A good sentencing memo could persuade a judge to issue a reduced sentence. This is because the federal sentencing guidelines are advisory, rather than mandatory, and highly complex.
In 2007 the United States Supreme Court issued two decisions, Gall v. United States and Kimbrough v. United States, in which the Court made it clear that sentences outside of the normal guidelines range are not presumptively unreasonable and that sentencing courts are free to disagree with the guidelines’ policy statements.
Federal courts are still required to first calculate the appropriate guidelines range. The sentencing court is then allowed to grant a downward departure under the sentencing guidelines or a Booker downward variance, based on non-guidelines’ factors set out in federal statutes.
Why Are Michael Cohen’s Sentencing Memos Significant?
On December 7, 2018, special counsel Robert Mueller and federal prosecutors in New York have each submitted sentencing memos for Michael Cohen, President Trump’s former personal attorney, after Cohen pleaded guilty in two different cases related to his work for Trump and the Trump Organization.
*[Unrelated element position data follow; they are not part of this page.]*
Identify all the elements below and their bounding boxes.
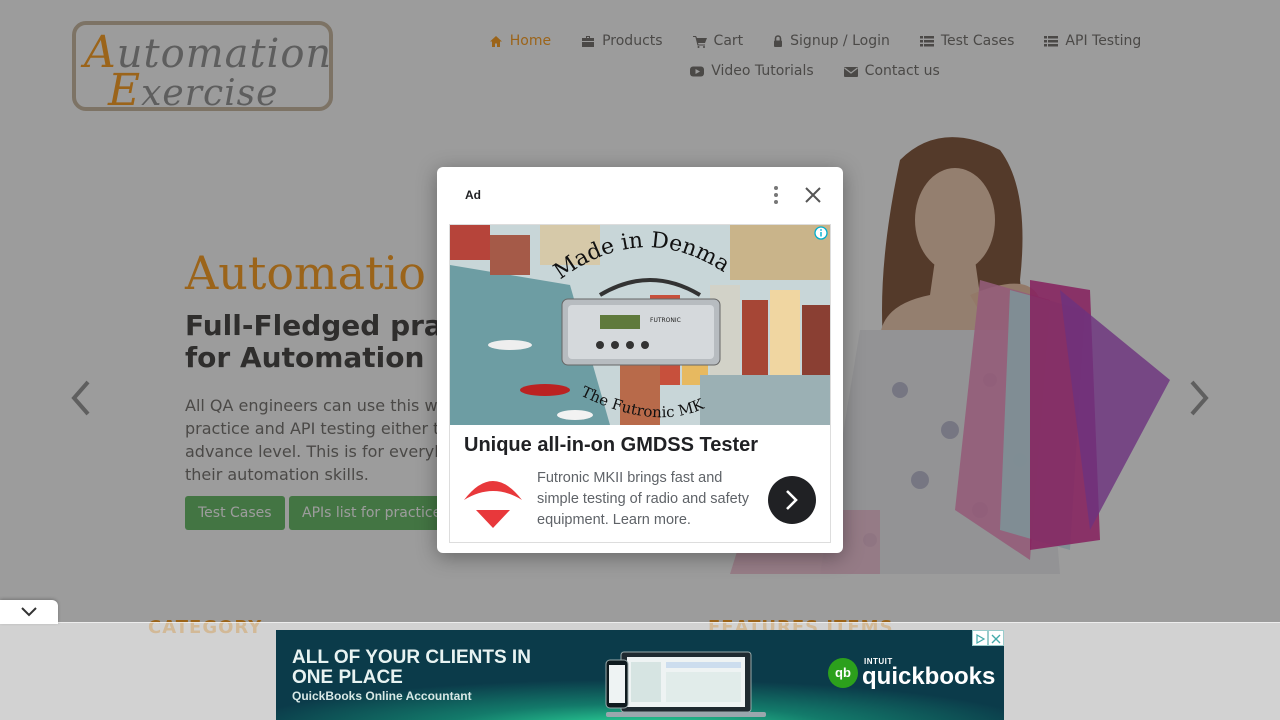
ad-open-button[interactable]: [768, 476, 816, 524]
chevron-down-icon: [21, 607, 37, 617]
adchoices-icon[interactable]: [972, 630, 988, 646]
ad-close-button[interactable]: [803, 185, 823, 205]
quickbooks-logo: qb: [828, 658, 858, 688]
ad-dialog: Ad Made in Denma FUTRONIC The Futronic M…: [437, 167, 843, 553]
banner-close-icon[interactable]: [988, 630, 1004, 646]
ad-advertiser-logo: [464, 481, 522, 528]
banner-subline: QuickBooks Online Accountant: [292, 689, 472, 703]
ad-label: Ad: [465, 188, 481, 202]
quickbooks-banner-ad[interactable]: ALL OF YOUR CLIENTS IN ONE PLACE QuickBo…: [276, 630, 1004, 720]
ad-creative[interactable]: Made in Denmark FUTRONIC The Futronic MK…: [449, 224, 831, 543]
ad-headline[interactable]: Unique all-in-on GMDSS Tester: [464, 434, 758, 457]
ad-product-image[interactable]: Made in Denmark FUTRONIC The Futronic MK…: [450, 225, 830, 425]
anchor-ad-collapse-button[interactable]: [0, 600, 58, 624]
chevron-right-icon: [786, 490, 798, 510]
more-vert-icon: [774, 186, 778, 204]
quickbooks-wordmark: quickbooks: [862, 663, 996, 690]
ad-info-icon[interactable]: [814, 226, 828, 240]
banner-headline: ALL OF YOUR CLIENTS IN ONE PLACE: [292, 647, 531, 688]
ad-body-text: Futronic MKII brings fast and simple tes…: [537, 470, 749, 528]
device-brand-label: FUTRONIC: [650, 317, 681, 324]
close-icon: [805, 187, 821, 203]
ad-options-button[interactable]: [769, 184, 783, 206]
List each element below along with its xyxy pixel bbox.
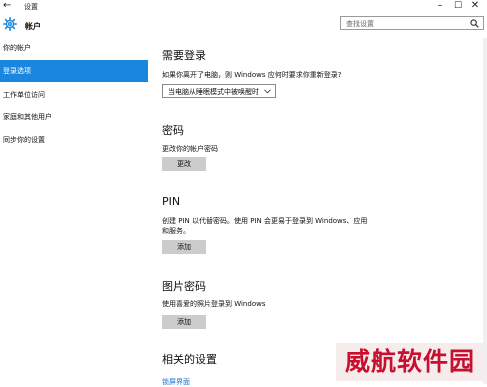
require-signin-dropdown[interactable]: 当电脑从睡眠模式中被唤醒时	[162, 84, 276, 98]
section-heading-password: 密码	[162, 124, 184, 137]
sidebar-item-label: 工作单位访问	[3, 91, 45, 99]
add-pin-button[interactable]: 添加	[162, 240, 206, 254]
search-placeholder: 查找设置	[346, 20, 374, 28]
change-password-button[interactable]: 更改	[162, 157, 206, 171]
maximize-icon[interactable]: ☐	[451, 0, 465, 12]
chevron-down-icon	[264, 89, 271, 94]
watermark-logo: 威航软件园	[336, 343, 484, 381]
sidebar-item-your-account[interactable]: 你的帐户	[0, 37, 148, 59]
close-icon[interactable]: ✕	[468, 0, 482, 12]
title-bar: ← 设置 – ☐ ✕	[0, 0, 487, 14]
sidebar-item-label: 同步你的设置	[3, 136, 45, 144]
sidebar-item-signin-options[interactable]: 登录选项	[0, 60, 148, 82]
sidebar-item-family[interactable]: 家庭和其他用户	[0, 106, 148, 128]
pin-desc-line2: 和服务。	[162, 227, 190, 235]
minimize-icon[interactable]: –	[433, 0, 447, 12]
sidebar-item-label: 登录选项	[3, 67, 31, 75]
add-picture-password-button[interactable]: 添加	[162, 315, 206, 329]
sidebar-item-label: 家庭和其他用户	[3, 113, 52, 121]
gear-icon	[3, 17, 17, 31]
pin-desc-line1: 创建 PIN 以代替密码。使用 PIN 会更易于登录到 Windows、应用	[162, 217, 368, 225]
require-signin-question: 如果你离开了电脑，则 Windows 应何时要求你重新登录?	[162, 71, 342, 79]
section-heading-picture-password: 图片密码	[162, 280, 206, 293]
sidebar-item-work-access[interactable]: 工作单位访问	[0, 84, 148, 106]
sidebar-item-label: 你的帐户	[3, 44, 31, 52]
dropdown-value: 当电脑从睡眠模式中被唤醒时	[168, 88, 259, 96]
section-heading-pin: PIN	[162, 195, 181, 208]
scrollbar[interactable]	[483, 38, 487, 384]
search-icon[interactable]	[470, 19, 479, 28]
section-heading-related: 相关的设置	[162, 353, 217, 366]
search-input[interactable]: 查找设置	[340, 16, 484, 30]
password-desc: 更改你的帐户密码	[162, 145, 218, 153]
back-arrow-icon[interactable]: ←	[3, 1, 11, 11]
sidebar-item-sync[interactable]: 同步你的设置	[0, 129, 148, 151]
page-title: 帐户	[25, 22, 41, 31]
lock-screen-link[interactable]: 锁屏界面	[162, 377, 190, 387]
window-title: 设置	[24, 3, 38, 11]
section-heading-require-signin: 需要登录	[162, 49, 206, 62]
picture-password-desc: 使用喜爱的照片登录到 Windows	[162, 300, 266, 308]
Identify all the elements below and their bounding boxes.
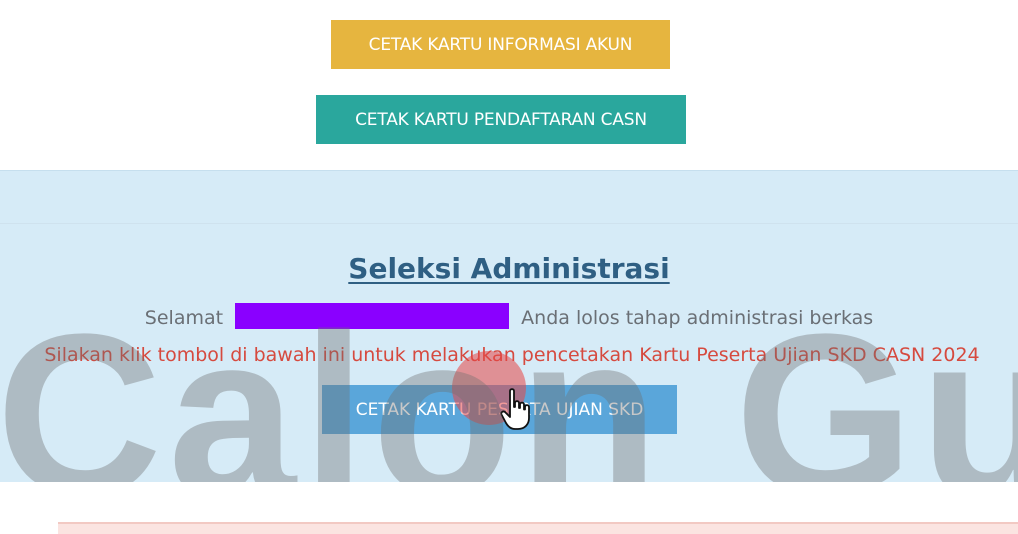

The crimes include “willful tax evasion, making false statements to a financial institution, illegal campaign contributions, and making false statements to Congress.”
However, the special counsel’s sentencing memo, along with court documents from Cohen’s guilty plea last week, also lay out a time line that point to President Trump’s knowledge of Cohen’s engagement with Russian individuals and officials to benefit Trump’s business interests. For example, the special counsel’s memo states that Cohen continued to talk to “Individual 1” (Donald Trump) about Trump Tower Moscow “well into the campaign.”
Mueller writes that Cohen “has gone to significant lengths to assist the Special Counsel’s investigation.” This included seven meetings with the special counsel’s office — some of which were “lengthy.” Such cooperation may help Cohen secure a reduced sentence.
What do you think? Should a criminal defendant’s personal history be a basis for a reduced sentence, or should only the crime matter?